Previous studies have frequently reported that over-activation of STAT3, as a transcription factor involved in various biological processes [36], is associated with cell proliferation, migration, advanced TNM stage and poor prognosis in GC and may be a novel therapeutic target for the treatment of GC [37, 38]. IL-6/IL-6 receptor (IL6R) signaling activates the phosphorylation of janus kinase 2, and then enhances the phosphorylation of STAT3 (p-STAT3) [39]. Cancer-associated fibroblasts via the secretion of IL-6 promote epithelial-mesenchymal transition and metastasis of gastric cancer via over-activation of the STAT3 signaling pathway [40]. Moreover, the activation of IL-6/STAT3 signaling is associated with chemotherapy resistance in GC cells [41]. Intriguingly, epigenetic silencing of miR-149 in cancer-associated fibroblasts increases IL-6 secretion in the tumor microenvironment of GC, which results in the acceleration of GC cell proliferation, colony forming ability, migration and invasion [24]. Investigation into the molecular mechanisms of the antineoplastic activity of miR-149 revealed that IL-6 was a direct target of miR-149, and overexpression of miR-149 could inhibit the protein expression of IL-6 and p-STAT3 in MKN-28 and MGC-803 cells. These findings suggested that GC cell proliferation and apoptosis might be affected by miR-149-mediated inhibition of the IL-6/STAT3 signaling pathway.

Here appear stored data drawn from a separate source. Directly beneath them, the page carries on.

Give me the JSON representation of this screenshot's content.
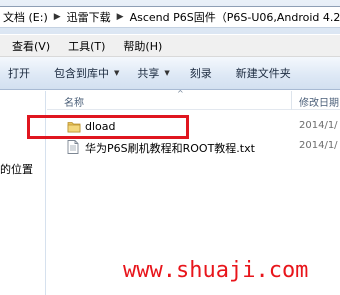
{
  "address": {
    "crumbs": [
      "文档 (E:)",
      "迅雷下载",
      "Ascend P6S固件（P6S-U06,Android 4.2"
    ],
    "separator": "▶"
  },
  "menubar": {
    "items": [
      "查看(V)",
      "工具(T)",
      "帮助(H)"
    ]
  },
  "toolbar": {
    "open": "打开",
    "include_library": "包含到库中",
    "share": "共享",
    "burn": "刻录",
    "new_folder": "新建文件夹",
    "dropdown_arrow": "▼"
  },
  "nav": {
    "label": "的位置"
  },
  "columns": {
    "name": "名称",
    "sort_indicator": "^",
    "modified": "修改日期"
  },
  "files": [
    {
      "name": "dload",
      "icon": "folder-icon",
      "date": "2014/1/"
    },
    {
      "name": "华为P6S刷机教程和ROOT教程.txt",
      "icon": "text-file-icon",
      "date": "2014/1/"
    }
  ],
  "watermark": "www.shuaji.com",
  "colors": {
    "highlight": "#e0161f",
    "watermark": "#e8151b",
    "folder": "#e8c45a"
  }
}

In conclusion, our results demonstrated that the hsa_circ_0017728 expression level was increased in GC tissues and cell lines. We also found that hsa_circ_0017728 might serve as a ceRNA to sponge miR-149 and indirectly regulate the IL-6/STAT3 signaling pathway in GC cell proliferation and apoptosis. The regulatory network of hsa_circ_0017728/miR-149/IL-6/STAT3 cascade signaling might provide a better understanding of gastric carcinogenesis and progression.